Paige (Holly Taylor) also asks her parents, “Where were you?” after she spent a sleepless night thinking that her actions in confiding to Pastor Tim about them had put them in danger. She tells them that she can’t pretend that everything is okay when in addition to worrying about them she has to make up stories to tell Agent Beeman (Noah Emmerich) about their absence. Paige, by the way, demonstrated an ability to think quickly on her feet with a plausible lie for Stan Beeman. Elizabeth tells her that maybe we told you too much and declines to tell her more. In keeping with the poor parenting Elizabeth and Philip have demonstrated in leaving their children home alone so much, and in divulging information about their true identities to a young teen, they ask Paige to make up with Pastor Tim even though she felt betrayed by him when he shared her confidences with his wife, Alice.


About the poor parenting issues, is it any wonder that Paige sought out a “family” with Pastor Tim and the congregation when her parents are gone so much? Henry also has found a surrogate father in Stan and spends more time at his home than his own. It’s an example of extreme lack of self-awareness when Elizabeth bemoans the fact that Henry is at Stan’s again.

Oleg (Costa Ronin) is back in the United States after attending his brother’s funeral and learning of Nina’s death. Oleg blames his father for his brother’s death and for not helping Nina (Annet Mahendru). Nina’s execution in the last episode while brutal, unexpected, and traumatic for viewers, was a typical means of execution in the Soviet Union and it could be argued that it was more humane than a long imprisonment in a small, windowless cell wondering when death would come.

Oleg and Stan (who shared a love of Nina) meet in Stan’s car where Oleg tells him of Nina’s death. Oleg, still in mourning for Nina and his brother, is disillusioned with the Soviet Union after his brother, who died fighting for his country in Afghanistan, is given a burial without military honors. Oleg might be susceptible to working with Stan. More of Oleg would be a good thing.

Philip and Elizabeth, concerned about the situation with Martha and with Pastor Tim, meet with their Soviet handler, Gabriel. Philip tells Gabriel that he’s worried that Martha is blown and nothing Gabriel says alleviates Philip’s worry about Martha. Philip genuinely cares for Martha and Elizabeth sees him on the phone with Martha telling her that he loves her. Elizabeth subsequently initiates love-making with Philip.

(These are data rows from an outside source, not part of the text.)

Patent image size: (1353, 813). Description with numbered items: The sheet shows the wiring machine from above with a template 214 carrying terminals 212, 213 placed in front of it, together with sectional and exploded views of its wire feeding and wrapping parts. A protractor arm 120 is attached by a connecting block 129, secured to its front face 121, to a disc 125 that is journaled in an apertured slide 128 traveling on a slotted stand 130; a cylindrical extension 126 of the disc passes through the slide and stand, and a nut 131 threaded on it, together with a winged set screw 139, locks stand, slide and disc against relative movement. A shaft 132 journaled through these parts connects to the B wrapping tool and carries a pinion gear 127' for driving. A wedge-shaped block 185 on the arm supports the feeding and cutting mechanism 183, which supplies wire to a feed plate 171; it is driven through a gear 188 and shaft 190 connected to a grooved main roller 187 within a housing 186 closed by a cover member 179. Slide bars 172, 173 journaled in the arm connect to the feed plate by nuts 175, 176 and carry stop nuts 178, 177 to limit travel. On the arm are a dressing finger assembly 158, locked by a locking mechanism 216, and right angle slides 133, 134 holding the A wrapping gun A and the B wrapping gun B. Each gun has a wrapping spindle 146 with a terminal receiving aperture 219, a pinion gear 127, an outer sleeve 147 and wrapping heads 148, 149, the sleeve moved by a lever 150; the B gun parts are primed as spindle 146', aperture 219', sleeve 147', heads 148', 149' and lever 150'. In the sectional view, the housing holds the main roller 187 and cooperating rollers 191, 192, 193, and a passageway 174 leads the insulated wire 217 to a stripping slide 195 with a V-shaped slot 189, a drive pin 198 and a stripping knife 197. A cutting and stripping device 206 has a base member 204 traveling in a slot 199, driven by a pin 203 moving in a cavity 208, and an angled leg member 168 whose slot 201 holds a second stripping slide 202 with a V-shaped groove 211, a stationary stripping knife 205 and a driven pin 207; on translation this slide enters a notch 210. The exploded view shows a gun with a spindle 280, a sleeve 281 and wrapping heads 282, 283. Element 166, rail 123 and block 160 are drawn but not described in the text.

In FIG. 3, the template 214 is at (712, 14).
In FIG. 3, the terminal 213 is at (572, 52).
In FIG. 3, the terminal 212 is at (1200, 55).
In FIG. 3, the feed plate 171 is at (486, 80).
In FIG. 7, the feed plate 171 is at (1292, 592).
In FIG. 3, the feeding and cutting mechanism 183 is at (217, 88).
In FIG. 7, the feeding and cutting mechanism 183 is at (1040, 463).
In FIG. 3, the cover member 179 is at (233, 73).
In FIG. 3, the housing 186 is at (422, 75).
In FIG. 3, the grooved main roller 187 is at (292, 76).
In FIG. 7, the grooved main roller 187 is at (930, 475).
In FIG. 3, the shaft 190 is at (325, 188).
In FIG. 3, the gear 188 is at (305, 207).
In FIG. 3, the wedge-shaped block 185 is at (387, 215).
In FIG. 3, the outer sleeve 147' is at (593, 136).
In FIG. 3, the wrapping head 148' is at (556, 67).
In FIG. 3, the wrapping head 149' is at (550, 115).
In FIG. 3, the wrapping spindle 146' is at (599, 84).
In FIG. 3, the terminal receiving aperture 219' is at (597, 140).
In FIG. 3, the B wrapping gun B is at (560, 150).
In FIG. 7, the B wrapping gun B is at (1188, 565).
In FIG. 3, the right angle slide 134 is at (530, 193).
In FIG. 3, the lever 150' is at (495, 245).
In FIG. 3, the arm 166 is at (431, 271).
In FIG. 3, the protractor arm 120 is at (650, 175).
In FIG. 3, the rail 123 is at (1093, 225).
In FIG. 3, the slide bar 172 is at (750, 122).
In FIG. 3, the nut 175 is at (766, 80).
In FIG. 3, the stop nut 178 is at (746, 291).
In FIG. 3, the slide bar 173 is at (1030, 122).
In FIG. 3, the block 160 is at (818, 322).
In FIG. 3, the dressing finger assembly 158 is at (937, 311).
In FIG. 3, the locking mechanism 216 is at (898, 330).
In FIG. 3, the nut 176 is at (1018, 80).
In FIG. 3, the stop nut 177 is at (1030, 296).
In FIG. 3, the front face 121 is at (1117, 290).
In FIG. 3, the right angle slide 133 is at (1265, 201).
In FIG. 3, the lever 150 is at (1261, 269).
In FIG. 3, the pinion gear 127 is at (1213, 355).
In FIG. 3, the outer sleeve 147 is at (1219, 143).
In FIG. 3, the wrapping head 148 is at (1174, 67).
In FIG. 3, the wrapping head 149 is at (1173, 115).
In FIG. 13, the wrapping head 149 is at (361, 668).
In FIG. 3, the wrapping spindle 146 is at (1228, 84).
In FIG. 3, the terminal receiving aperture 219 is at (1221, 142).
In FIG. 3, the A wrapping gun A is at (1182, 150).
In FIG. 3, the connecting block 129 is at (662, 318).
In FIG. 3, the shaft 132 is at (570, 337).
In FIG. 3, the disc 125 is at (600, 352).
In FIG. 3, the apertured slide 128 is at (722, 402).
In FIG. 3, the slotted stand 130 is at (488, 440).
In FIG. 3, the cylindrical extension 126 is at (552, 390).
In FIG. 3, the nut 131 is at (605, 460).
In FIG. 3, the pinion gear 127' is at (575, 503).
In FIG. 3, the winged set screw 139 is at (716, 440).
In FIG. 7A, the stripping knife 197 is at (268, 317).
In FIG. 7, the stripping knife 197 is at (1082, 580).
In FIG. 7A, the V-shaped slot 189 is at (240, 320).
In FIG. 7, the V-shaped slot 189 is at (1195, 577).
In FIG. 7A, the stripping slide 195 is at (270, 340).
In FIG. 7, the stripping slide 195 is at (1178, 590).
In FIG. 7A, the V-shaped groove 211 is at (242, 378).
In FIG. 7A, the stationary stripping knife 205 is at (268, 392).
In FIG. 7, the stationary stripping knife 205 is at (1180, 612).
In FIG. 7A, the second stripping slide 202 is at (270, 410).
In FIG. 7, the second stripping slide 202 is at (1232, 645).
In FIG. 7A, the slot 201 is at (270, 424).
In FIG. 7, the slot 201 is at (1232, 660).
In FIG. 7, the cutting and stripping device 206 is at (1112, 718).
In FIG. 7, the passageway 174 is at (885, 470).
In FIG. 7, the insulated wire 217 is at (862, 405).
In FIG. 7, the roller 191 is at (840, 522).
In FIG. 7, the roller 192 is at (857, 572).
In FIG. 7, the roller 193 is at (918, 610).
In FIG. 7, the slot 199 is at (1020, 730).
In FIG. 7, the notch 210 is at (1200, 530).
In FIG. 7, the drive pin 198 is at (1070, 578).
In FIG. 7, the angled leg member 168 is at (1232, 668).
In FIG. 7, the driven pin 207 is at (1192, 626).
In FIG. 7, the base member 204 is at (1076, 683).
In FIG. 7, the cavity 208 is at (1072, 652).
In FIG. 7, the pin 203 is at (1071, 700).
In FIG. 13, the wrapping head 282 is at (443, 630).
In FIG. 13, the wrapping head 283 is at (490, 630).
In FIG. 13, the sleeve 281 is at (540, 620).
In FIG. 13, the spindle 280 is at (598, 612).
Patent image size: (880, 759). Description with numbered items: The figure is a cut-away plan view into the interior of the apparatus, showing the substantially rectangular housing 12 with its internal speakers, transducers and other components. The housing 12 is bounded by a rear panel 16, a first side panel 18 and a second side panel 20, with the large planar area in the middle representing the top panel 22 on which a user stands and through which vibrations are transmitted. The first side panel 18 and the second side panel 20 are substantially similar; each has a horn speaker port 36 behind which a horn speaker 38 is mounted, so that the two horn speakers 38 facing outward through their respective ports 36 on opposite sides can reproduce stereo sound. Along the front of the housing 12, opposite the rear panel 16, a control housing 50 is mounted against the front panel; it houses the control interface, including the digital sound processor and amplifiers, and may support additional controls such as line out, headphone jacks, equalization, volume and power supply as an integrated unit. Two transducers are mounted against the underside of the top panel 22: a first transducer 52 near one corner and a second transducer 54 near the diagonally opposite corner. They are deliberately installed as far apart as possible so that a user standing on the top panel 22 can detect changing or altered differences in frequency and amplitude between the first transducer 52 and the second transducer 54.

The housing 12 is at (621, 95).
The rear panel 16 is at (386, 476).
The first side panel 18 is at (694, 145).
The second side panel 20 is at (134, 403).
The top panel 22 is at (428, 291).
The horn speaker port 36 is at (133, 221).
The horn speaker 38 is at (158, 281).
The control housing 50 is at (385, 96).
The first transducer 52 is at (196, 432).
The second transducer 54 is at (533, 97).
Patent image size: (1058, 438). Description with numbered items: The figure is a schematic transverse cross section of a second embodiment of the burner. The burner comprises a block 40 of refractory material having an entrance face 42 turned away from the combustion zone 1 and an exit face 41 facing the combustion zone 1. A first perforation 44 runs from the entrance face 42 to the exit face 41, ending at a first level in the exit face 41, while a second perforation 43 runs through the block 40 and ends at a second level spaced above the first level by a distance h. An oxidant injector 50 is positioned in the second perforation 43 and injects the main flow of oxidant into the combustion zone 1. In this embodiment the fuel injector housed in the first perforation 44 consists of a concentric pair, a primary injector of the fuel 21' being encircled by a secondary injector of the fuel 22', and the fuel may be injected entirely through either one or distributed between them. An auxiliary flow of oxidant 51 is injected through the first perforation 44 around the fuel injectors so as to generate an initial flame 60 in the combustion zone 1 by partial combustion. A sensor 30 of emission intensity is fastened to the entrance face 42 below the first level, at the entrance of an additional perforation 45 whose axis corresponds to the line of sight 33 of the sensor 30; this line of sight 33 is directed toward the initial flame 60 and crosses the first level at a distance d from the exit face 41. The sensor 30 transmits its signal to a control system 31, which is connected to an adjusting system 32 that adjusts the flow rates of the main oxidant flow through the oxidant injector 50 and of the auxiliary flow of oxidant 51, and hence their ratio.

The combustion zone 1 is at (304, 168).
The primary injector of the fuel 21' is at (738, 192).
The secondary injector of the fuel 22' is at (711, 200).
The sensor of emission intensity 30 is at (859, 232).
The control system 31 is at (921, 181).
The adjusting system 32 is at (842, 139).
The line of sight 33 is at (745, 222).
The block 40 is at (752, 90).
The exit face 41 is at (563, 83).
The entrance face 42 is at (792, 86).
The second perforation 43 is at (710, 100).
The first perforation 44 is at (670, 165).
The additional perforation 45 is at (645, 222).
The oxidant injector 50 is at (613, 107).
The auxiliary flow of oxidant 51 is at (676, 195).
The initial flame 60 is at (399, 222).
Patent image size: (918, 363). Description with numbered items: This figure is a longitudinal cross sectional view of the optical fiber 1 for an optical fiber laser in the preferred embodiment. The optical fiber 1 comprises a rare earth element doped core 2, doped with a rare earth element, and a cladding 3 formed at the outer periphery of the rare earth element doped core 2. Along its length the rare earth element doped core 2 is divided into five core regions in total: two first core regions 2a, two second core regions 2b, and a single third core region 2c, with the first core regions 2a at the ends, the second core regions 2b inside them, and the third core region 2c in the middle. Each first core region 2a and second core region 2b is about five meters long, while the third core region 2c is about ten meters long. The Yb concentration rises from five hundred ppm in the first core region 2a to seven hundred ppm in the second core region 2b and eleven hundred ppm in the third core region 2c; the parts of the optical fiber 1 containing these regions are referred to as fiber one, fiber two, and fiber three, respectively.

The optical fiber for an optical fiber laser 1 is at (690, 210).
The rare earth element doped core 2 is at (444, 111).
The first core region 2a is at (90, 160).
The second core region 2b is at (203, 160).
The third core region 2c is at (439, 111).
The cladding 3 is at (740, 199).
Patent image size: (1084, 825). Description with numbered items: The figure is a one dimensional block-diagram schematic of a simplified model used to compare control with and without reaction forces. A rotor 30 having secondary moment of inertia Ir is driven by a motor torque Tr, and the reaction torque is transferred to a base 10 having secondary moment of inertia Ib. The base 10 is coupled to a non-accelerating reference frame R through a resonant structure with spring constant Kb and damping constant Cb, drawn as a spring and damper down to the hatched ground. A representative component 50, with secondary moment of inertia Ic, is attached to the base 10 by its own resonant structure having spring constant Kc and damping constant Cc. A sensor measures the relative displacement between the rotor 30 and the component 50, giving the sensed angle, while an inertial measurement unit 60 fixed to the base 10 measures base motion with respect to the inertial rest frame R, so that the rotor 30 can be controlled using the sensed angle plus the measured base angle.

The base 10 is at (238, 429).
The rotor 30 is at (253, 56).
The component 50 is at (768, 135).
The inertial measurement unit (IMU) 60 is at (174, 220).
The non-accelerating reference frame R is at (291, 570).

In a sad tribute to the success with which Elizabeth and Philip are able to deceive, Paige says that her parents “tell me the truth,” and Martha told Agent Aderholdt in last week’s episode that her relationship with Clark/Philip was “the most honest relationship” that she’s been in. Stan tells Philip that he’s a good guy, and Gabriel tells Elizabeth and Philip that they care about people. One of the painful aspects of Elizabeth and Philip’s behavior is that they are taking advantage of Paige and Martha’s love and need to believe in them. That’s why it’s so poignant seeing Paige in bed with her back turned to her parents, and Martha washing down Valium with wine at the end of the show.